The third annual Brooklyn Comics and Graphics Festival returns today to Our Lady of Mt. Carmel Church in Williamsburgh, featuring an impressive lineup of guests, exhibitors, and special events from 12 noon to 9:00. Admission is free to see such industry favorites as Chip Kidd, David Mazzuchelli, Adrian Tomine, John Porcellino, Sam Henderson, Mark Newgarden, Lisa Hanawalt, Kim Deitch, Brian Ralph, Gary Panter, Dash Shaw, and MAD’s Jack Davis, along with such exhibitors as Acti-i-vate, Drawn & Quarterly, Fanfare / Potent Mon, Fantagraphics, the Jack Kirby Museum, Rabid Rabbit, Top Shelf, and dozens of others. Programming highlights include a Q&A with Davis at 1:30, a “Gestural Aesthetics” panel at 2:30 with Austin English, Dunja Jankovic, and Frank Santoro, moderated by Bill Kartalopoulos (who, with Desert Island and PictureBox, created the festival), “Chip Kidd and David Mazzuchelli: Comics by Design” at 3:30, also moderated by Kartalopoulos, “Phoebe Gloeckner: A Life and Other Stories” at 5:00 with Gloeckner and Nicole Rudick, “The Language in Comics” at 6:00 with Porcellino, Gabrielle Bell, and David Sandlin, moderated by Myla Goldberg, and “C.F. and Brian Ralph in Conversation” at 7:00, moderated by Tom Spurgeon. In conjunction with the festival, a film series continues through Sunday at the Spectacle Theater on South Third St., with the Eyeworks Festival of Experimental Animation showcase at 7:30 and The Idea (Berthold Bartosch, 1932) and The Adventures of Prince Achmed (Lotte Reiniger, 1926), with live music by Chips and Salsa, at 9:30 ($5 per screening, $8 for both). In addition, “Pictures and Performance: A Melodrama,” consisting of multimedia works by Kartalopoulos, Ben Katchor, Shana Moulton, R. Sikoryak, and others, will take place at the Brick Theater at 3:00 on Sunday (free admission).

FIRST SATURDAY: YOUTH AND BEAUTY

Luigi Lucioni, “Paul Cadmus,” oil on canvas, 1928, part of “Youth and Beauty: Art of the American Twenties” (Brooklyn Museum, Dick S. Ramsay Fund)

Brooklyn Museum
200 Eastern Parkway
Saturday, December 3, free, 5:00 – 11:00 (some events require free tickets distributed in advance at the Visitor Center)
212-864-5400
www.brooklynmuseum.org

Don’t be fooled by the theme of this month’s First Saturday party at the Brooklyn Museum.

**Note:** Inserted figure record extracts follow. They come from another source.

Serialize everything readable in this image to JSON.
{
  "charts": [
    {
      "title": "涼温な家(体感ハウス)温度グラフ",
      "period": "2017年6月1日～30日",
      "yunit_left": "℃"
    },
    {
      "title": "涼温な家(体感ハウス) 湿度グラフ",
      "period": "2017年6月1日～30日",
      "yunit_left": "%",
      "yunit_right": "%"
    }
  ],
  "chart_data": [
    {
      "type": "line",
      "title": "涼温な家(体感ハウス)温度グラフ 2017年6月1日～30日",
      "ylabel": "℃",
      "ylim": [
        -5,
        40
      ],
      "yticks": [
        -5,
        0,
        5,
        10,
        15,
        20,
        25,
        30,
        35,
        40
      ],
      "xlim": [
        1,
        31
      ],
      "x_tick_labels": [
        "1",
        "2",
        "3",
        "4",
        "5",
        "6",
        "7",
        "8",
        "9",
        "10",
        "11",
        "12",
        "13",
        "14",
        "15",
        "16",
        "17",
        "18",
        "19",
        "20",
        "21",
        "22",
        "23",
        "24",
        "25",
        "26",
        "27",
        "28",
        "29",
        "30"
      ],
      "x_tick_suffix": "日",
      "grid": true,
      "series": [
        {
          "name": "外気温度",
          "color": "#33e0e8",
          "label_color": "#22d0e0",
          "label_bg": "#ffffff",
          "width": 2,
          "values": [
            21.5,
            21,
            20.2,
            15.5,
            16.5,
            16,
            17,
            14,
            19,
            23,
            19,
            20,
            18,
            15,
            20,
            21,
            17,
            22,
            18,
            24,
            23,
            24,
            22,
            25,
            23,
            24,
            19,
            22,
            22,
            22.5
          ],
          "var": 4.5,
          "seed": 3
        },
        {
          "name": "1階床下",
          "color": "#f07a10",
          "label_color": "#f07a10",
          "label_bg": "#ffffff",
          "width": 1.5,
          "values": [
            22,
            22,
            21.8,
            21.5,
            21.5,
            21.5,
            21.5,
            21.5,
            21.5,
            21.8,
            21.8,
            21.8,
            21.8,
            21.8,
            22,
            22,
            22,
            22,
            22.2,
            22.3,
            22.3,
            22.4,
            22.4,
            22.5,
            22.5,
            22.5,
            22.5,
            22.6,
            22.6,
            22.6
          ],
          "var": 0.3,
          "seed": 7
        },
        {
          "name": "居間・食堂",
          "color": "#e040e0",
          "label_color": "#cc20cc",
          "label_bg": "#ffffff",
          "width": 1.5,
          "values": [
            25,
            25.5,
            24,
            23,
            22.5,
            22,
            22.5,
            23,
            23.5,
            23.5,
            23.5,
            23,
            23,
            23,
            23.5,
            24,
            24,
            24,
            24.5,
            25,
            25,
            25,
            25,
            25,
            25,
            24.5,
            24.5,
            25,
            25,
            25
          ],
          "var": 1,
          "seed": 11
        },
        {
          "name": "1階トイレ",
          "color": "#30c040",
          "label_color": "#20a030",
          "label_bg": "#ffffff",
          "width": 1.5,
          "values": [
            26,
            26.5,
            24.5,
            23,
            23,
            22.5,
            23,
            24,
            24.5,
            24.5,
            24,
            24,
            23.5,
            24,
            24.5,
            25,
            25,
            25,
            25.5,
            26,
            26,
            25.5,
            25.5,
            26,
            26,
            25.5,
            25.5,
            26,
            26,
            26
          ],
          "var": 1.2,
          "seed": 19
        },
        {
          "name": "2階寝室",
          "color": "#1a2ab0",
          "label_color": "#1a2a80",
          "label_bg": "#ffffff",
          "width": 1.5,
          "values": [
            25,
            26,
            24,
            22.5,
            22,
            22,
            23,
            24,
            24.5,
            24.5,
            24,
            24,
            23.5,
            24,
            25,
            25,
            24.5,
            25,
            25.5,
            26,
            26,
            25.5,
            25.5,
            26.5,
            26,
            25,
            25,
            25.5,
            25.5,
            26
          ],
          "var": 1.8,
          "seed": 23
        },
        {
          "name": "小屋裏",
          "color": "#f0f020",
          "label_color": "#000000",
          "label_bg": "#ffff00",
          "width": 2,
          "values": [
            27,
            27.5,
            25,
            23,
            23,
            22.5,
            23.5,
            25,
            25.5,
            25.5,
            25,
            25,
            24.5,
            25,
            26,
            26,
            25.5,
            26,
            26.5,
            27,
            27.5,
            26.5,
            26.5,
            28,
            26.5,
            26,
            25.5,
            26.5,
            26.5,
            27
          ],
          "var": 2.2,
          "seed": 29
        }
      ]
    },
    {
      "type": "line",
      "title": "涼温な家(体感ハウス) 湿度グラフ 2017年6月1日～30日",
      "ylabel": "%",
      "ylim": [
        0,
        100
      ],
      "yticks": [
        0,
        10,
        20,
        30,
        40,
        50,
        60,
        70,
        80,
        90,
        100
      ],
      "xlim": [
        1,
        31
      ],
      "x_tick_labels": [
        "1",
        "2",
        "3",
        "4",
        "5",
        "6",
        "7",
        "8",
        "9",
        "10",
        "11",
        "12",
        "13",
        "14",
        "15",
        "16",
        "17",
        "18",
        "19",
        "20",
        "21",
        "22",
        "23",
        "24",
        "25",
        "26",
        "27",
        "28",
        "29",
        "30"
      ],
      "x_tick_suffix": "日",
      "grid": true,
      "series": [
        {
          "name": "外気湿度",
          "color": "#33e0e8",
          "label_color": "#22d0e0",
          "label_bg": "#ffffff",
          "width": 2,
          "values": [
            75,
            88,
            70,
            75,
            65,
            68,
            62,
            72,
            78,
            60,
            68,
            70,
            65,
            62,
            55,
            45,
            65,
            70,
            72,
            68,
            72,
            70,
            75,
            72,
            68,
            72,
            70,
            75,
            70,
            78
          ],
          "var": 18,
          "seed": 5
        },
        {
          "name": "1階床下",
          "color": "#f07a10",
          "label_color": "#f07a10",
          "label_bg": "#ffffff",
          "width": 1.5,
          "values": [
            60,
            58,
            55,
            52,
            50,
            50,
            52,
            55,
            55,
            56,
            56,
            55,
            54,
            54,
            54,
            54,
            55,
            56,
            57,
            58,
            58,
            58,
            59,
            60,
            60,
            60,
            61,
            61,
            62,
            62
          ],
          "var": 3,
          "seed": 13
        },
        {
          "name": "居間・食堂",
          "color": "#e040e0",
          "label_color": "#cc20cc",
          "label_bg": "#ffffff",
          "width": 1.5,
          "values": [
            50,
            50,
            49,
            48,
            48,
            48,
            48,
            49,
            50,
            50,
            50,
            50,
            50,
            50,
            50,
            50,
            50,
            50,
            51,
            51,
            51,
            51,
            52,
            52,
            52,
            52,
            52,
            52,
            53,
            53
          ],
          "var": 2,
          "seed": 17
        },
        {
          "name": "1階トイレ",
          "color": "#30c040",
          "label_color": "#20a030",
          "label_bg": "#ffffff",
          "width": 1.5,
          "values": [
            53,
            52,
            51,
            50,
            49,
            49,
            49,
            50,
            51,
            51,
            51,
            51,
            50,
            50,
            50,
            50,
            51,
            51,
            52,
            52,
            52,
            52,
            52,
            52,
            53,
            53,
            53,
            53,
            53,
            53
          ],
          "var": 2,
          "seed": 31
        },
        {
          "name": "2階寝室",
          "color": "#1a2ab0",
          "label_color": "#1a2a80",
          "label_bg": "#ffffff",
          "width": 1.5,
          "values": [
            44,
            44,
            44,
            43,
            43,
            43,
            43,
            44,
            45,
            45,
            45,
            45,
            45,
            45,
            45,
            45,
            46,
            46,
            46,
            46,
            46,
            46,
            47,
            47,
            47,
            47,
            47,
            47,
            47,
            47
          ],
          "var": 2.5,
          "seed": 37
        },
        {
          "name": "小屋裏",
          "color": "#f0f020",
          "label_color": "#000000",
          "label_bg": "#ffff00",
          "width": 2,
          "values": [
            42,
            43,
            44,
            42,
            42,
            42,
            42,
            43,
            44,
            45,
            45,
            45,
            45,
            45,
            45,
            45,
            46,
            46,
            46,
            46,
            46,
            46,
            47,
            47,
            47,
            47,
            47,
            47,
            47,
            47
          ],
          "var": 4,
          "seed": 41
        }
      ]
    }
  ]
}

It might be called “Youth and Beauty,” but you can expect an old-fashioned good time, as it refers to the Eastern Parkway institution’s new exhibit subtitled “Art of the American Twenties,” featuring works by such artists as Thomas Hart Benton, Edward Hopper, Gaston Lachaise, Georgia O’Keeffe, and Alfred Stieglitz. On tap for the free evening is jazz and blues from Hazmat Modine (5:00 to 7:00), a 1920s costume contest (5:30), a collaboration between spoken-word artists and musicians and tap dancer Lisa La Touche that references the Jazz Age and the Harlem Renaissance (5:30), curator Catherine Morris discussing “Eva Hesse Spectres 1960” (6:00), ballroom dance lessons from Nathan Bugh, including the Charleston and the Lindy Hop (6:00), a painting workshop (6:30 – 8:30), a tour of “Youth and Beauty” with museum guide Emily Sachar (7:00), a dance party hosted by the Harlem Renaissance Orchestra (8:00 – 10:00), Farah Griffin discussing Wallace Thurman’s 1929 book, The Blacker the Berry (9:00), and a bodybuilding showcase hosted by Phil Sottile (9:00). The young and the beautiful can always be found at the Brooklyn Museum on First Saturdays, but this month more than ever.